A Milano le iniziative non sono molto frequentate. Milano è una città divisa. In passato, negli anni di piombo sono morti tantissimi, troppi giovani. Spesso ci sono state contestazioni durante le commemorazioni. Qualcuno dice addirittura: “Cosa vogliono dopo tutto questo tempo!”. Di recente poi l’apertura di numerose sezioni di CasaPound e Forza Nuova non aiuta.
Quest’anno come verrà commemorato il 12 dicembre ’69?
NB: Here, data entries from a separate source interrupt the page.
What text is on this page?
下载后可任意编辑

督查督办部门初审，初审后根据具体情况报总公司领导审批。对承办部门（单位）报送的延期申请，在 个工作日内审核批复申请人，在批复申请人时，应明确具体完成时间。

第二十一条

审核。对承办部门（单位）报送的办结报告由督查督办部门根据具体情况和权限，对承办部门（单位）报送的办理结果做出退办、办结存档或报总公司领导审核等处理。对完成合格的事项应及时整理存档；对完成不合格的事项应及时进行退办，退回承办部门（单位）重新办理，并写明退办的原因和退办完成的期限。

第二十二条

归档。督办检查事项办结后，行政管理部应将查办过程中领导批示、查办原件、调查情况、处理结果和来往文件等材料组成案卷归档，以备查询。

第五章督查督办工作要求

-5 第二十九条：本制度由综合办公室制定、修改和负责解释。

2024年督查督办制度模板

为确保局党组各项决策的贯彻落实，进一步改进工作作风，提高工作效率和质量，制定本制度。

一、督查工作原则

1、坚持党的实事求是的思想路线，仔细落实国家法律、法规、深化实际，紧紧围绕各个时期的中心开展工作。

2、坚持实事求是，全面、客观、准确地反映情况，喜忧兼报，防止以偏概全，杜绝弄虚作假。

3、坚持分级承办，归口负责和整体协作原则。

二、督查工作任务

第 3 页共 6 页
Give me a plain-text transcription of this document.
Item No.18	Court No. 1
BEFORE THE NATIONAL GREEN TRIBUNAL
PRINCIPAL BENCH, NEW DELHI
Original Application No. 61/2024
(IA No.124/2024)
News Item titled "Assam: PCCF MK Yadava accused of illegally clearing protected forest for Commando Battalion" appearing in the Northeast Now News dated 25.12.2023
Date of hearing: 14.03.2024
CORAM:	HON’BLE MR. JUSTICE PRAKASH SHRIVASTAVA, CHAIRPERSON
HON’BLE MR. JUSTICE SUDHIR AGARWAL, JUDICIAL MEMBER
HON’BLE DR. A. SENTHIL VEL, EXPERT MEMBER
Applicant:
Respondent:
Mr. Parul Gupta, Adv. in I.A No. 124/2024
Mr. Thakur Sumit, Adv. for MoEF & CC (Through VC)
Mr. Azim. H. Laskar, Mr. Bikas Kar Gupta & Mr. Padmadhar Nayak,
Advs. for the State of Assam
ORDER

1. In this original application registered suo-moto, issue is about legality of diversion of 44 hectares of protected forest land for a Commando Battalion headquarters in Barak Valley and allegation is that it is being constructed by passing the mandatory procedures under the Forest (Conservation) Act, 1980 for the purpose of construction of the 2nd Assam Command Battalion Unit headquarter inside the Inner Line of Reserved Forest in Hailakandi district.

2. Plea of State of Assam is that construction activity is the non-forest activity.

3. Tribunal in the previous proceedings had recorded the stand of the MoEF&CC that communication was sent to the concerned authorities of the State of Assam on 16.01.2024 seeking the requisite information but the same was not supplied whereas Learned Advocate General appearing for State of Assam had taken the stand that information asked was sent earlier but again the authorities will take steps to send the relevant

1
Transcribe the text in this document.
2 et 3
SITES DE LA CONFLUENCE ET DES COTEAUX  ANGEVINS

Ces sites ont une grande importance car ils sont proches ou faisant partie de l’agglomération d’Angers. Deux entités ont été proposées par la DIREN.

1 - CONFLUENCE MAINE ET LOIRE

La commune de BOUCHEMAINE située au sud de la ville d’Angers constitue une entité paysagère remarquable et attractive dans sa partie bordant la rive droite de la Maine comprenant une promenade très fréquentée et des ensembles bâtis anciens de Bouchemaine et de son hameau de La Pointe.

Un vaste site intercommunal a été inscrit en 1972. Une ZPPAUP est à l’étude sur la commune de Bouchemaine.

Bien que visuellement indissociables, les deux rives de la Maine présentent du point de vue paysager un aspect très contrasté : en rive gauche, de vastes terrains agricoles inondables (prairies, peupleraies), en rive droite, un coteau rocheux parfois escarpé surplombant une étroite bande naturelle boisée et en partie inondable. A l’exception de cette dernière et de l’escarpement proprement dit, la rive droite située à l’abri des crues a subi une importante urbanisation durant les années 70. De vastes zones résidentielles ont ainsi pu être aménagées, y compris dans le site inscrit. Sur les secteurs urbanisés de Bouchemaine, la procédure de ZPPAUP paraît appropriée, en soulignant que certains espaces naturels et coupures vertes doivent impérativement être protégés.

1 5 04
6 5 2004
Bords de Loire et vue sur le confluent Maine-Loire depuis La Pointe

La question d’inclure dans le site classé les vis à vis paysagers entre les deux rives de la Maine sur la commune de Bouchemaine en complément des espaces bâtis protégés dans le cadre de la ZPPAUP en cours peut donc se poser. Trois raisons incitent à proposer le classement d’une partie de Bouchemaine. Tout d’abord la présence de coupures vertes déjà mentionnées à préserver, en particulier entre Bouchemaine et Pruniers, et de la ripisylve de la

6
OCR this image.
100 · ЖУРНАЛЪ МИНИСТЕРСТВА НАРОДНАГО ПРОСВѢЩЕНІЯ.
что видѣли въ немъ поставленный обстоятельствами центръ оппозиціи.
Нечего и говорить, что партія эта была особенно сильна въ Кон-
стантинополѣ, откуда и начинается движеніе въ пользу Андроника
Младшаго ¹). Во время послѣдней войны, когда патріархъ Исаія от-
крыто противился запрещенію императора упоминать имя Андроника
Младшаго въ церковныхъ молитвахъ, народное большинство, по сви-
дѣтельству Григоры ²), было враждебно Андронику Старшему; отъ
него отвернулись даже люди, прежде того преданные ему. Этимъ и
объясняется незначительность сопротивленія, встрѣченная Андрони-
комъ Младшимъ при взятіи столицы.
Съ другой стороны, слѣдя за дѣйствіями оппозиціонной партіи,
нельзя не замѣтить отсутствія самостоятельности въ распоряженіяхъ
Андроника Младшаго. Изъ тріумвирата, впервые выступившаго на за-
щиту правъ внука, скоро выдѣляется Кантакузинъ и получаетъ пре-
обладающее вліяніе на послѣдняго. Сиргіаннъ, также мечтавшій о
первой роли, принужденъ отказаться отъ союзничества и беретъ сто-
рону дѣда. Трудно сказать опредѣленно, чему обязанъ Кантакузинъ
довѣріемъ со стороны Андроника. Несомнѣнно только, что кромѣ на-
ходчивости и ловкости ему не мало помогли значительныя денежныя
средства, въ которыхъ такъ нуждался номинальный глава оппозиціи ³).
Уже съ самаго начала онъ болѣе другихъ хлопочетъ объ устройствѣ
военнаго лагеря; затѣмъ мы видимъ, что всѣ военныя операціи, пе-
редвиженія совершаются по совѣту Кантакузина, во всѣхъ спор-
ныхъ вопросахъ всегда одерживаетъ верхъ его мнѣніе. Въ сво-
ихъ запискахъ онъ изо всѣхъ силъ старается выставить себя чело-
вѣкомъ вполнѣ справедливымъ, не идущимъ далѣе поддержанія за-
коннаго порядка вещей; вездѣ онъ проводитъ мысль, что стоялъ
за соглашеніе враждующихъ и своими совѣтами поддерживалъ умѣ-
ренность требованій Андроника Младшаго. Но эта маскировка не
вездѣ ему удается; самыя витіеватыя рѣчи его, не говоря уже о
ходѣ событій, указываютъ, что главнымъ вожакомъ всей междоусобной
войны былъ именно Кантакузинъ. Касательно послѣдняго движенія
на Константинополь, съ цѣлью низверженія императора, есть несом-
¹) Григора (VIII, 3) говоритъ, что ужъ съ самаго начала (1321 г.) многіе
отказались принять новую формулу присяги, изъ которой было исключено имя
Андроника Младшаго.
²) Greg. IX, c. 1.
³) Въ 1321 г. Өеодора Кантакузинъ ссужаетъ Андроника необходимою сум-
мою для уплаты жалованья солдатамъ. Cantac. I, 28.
Saranno due giorni di iniziative dedicate soprattutto ai giovani: il 12 cominceremo alla Casa della Memoria di Milano dove oltre cento studenti ascolteranno le testimonianze dei familiari delle vittime; si proseguirà con il tradizionale corteo da Piazza della Scala a Piazza Fontana e alle 16,37 – l’ora in cui scoppiò la bomba – verranno deposte le corone in memoria; poi interverranno relatori dell’ANPI e altri rappresentanti di associazioni alla presenza del Sindaco Sala. La sera è previsto un concerto a Palazzo Castiglioni che abbiamo cercato di allargare al maggior numero di persone, le più diverse politicamente, perché bisogna includere. Il 13 mattina allo Spazio Oberdan, in Corso Venezia, terremo un altro consueto appuntamento, con la partecipazione degli studenti: una pièce teatrale scritta dal prof. Paolo Colombo recitata da Lella Costa. Infine torneremo alla casa della Memoria per presentare la digitalizzazione di tre faldoni recentemente recuperati relativi a dibattimenti del processo di Catanzaro. La difficoltà di accedere ai documenti dopo l’annunciata desecretazione, le carte mancanti o addirittura i faldoni trovati vuoti sarà il tema affrontato con la Fondazione Flamigni e Benedetta Tobagi.
Come per le altre stragi, anche i familiari delle vittime di Piazza Fontana si aspettavano di più con la rimozione del segreto di Stato?
Non mi aspetto nulla di eclatante, il tempo ha fatto la sua parte, “i topolini si sono ben saziati”, però potremmo trovare documenti importanti. Sembrerebbe che ora il Governo abbia dato incaricato di raccogliere i materiali sparsi tra archivi, stanze di dicasteri e tribunali, e di facilitare la consultazione. Speriamo che alle parole seguano i fatti. Attendiamo.
Il 12 dicembre verranno rappresentanti del Governo a Milano per le commemorazioni della Strage?
Abbiamo invitato molti, non abbiamo ancora conferme, nonostante le ripetute richieste. È tutto fermo, nulla si muove: pare che tutto sia legato al 4 dicembre.